Before I leave the subject, I want to point to a deliberately negative, misleading attempt to kill affordable universal health care while still in the cradle. The Wall Street Journal last month reported that "The drug and medical-device industries are mobilizing to gut a provision in the stimulus bill that would spend $1.1 billion on research comparing medical treatments, portraying it as the first step to government rationing." Indeed, Betsy McCaughey, former lieutenant governor of New York, adjunct senior fellow at the Hudson Institute and long-time opponent of universal health care, last week published a damaging hit piece conflating clinical clinical effectiveness research with cost effectiveness in a misleading effort to frighten people with the notion that government is attempting to ration their health care. I'm no big fan of AARP but even there someone saw through it. Ms. McCaughey has a fifteen-year history of fighting universal health care, going back to Hillary Cllinton's ill-fated attempts.
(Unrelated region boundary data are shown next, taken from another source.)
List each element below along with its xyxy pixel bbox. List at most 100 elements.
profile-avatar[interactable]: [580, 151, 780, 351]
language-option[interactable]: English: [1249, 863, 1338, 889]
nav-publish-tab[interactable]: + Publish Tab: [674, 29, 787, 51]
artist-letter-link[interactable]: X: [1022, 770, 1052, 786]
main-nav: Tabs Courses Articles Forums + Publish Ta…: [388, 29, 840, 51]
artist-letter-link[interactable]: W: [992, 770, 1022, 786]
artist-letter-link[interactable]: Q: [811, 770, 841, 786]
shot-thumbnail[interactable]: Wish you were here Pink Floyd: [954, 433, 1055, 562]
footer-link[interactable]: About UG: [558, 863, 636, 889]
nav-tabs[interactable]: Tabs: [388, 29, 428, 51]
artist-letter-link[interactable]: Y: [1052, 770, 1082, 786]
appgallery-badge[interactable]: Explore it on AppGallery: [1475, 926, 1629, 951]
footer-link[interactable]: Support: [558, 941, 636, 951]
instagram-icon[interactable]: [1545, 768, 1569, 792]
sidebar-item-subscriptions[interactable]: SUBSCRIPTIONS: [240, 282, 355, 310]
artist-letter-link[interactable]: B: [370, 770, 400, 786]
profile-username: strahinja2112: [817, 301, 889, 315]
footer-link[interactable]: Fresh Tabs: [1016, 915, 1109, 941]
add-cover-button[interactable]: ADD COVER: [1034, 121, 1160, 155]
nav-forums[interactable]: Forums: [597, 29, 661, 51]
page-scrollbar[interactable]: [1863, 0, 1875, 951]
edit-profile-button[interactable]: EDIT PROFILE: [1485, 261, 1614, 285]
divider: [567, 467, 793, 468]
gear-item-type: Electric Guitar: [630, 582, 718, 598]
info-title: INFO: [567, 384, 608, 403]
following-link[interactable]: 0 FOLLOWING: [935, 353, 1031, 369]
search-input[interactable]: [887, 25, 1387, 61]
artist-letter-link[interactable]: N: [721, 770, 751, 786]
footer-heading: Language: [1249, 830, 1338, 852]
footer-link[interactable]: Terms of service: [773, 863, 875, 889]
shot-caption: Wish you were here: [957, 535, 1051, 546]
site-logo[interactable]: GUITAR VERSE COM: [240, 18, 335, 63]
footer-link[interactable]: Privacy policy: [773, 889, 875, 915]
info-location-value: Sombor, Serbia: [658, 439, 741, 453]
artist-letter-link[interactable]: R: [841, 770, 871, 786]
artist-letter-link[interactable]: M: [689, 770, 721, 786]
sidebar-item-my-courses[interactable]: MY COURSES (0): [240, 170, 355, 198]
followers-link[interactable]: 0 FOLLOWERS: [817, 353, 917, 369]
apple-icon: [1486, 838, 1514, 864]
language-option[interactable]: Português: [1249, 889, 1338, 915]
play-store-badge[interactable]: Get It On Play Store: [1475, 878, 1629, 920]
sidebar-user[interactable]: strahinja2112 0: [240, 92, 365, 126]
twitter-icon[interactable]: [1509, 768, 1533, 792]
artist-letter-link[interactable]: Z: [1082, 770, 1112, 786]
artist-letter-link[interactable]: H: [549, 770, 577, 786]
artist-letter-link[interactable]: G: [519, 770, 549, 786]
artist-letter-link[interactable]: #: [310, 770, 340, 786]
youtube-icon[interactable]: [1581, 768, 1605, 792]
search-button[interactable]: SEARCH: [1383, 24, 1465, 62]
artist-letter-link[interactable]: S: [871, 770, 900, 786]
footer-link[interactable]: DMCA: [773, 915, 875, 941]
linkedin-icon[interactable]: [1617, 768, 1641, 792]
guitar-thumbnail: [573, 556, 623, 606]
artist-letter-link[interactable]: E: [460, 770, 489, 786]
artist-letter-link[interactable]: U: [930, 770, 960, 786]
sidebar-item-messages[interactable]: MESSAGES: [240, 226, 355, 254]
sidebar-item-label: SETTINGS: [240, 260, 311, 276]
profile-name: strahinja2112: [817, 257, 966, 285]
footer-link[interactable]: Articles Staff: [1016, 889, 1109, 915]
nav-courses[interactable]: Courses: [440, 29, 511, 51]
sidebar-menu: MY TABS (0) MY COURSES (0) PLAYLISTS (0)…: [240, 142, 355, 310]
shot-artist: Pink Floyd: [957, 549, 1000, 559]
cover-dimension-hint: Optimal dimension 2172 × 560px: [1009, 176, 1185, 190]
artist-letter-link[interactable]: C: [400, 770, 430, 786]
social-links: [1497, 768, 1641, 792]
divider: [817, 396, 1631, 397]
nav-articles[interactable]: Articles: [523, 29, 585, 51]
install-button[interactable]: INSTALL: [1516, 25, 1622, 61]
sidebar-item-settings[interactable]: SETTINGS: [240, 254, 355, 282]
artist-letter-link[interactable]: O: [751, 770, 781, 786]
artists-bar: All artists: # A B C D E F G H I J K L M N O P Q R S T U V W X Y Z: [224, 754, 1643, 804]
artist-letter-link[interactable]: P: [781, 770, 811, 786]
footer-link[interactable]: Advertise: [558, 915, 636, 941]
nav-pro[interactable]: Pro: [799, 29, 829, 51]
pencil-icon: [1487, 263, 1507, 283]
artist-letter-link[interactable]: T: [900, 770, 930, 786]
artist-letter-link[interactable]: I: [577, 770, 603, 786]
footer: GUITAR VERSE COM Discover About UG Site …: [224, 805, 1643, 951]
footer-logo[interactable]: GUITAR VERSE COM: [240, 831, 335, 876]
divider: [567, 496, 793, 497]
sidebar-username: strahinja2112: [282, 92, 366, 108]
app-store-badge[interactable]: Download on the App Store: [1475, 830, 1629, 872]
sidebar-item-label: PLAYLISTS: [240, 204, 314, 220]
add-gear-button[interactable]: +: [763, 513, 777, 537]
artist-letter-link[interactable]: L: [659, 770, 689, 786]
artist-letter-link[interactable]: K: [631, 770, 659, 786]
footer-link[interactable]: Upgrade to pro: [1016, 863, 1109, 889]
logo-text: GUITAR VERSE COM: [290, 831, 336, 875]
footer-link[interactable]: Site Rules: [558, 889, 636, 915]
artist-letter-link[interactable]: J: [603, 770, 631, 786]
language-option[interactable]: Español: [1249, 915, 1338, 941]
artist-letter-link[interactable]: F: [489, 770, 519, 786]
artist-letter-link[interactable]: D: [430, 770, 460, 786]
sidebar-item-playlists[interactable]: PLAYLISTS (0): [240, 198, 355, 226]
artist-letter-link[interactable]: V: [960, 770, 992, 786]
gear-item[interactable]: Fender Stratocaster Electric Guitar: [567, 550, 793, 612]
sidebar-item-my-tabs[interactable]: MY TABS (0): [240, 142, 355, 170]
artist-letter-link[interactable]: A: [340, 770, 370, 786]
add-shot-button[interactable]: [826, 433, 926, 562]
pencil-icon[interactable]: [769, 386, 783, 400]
As this debate unfolds I expect a serious and quite ugly fight to develop as Big Pharma and Big Insurance break out their big guns. Those two powerful interest groups together with Republican politicians who now have little to gain and everything to lose in the midterm elections by being a "loyal opposition" create a perfect storm that can kill off meaningful health care reform for years to come.

Copied from Wikipedia...

In 1994, McCaughey (as she was then known) vigorously criticized the health care reform package proposed by Bill Clinton in a widely read article in The New Republic. The piece, "No Exit", won the National Magazine Award for excellence in the public interest. Supporters of the Clinton plan (including some of the editors of the New Republic) were vociferous in their criticism of McCaughey's criticism. (Andrew Sullivan, The New Republic's then-editor later acknowledged "I was aware of the piece's flaws but nonetheless was comfortable running it as a provocation to debate.") While the article was seized by conservative commentators seeking to discredit the Clinton plan, much of McCaughey's article later proved inaccurate; particularly, her claims that "the law will prevent you from going outside the system to buy basic health coverage you think is better," and that "doctor[s] can be paid only by the plan, not by you" were flatly contradicted by the text of the legislation. (Section 1003 of the Health Security Act provided that "[n]othing in this Act shall be construed as prohibiting the following: (1) An individual from purchasing any health care services.")

The New Republic ultimately recanted the story and apologized for it.
On February 9, 2009, McCaughey wrote an opinion piece for in which she posited that the 2009 stimulus bill was "dangerous to []our health". She claimed that the stimulus bill would cause a newly created office to "monitor treatments to make sure your doctor is doing what the federal government deems appropriate and cost effective" which was, in essence, "enforcing uniformity." The portions of the text to which she cites, however, do nothing of the sort. Sec. 3001(b) of the bill, which sets forth the "purposes" of the substantive provisions, does not in and of itself do anything but set forth the reason for the substantive provisions. The bill gives the Office of the National Coordinator for Health Information Technology no duties to review actual treatments but only to establish standards for a technology infrastructure that would allow doctors to better guide their patients' treatments and to ensure that doctors are given the appropriate tools to establish a proper course of treatment.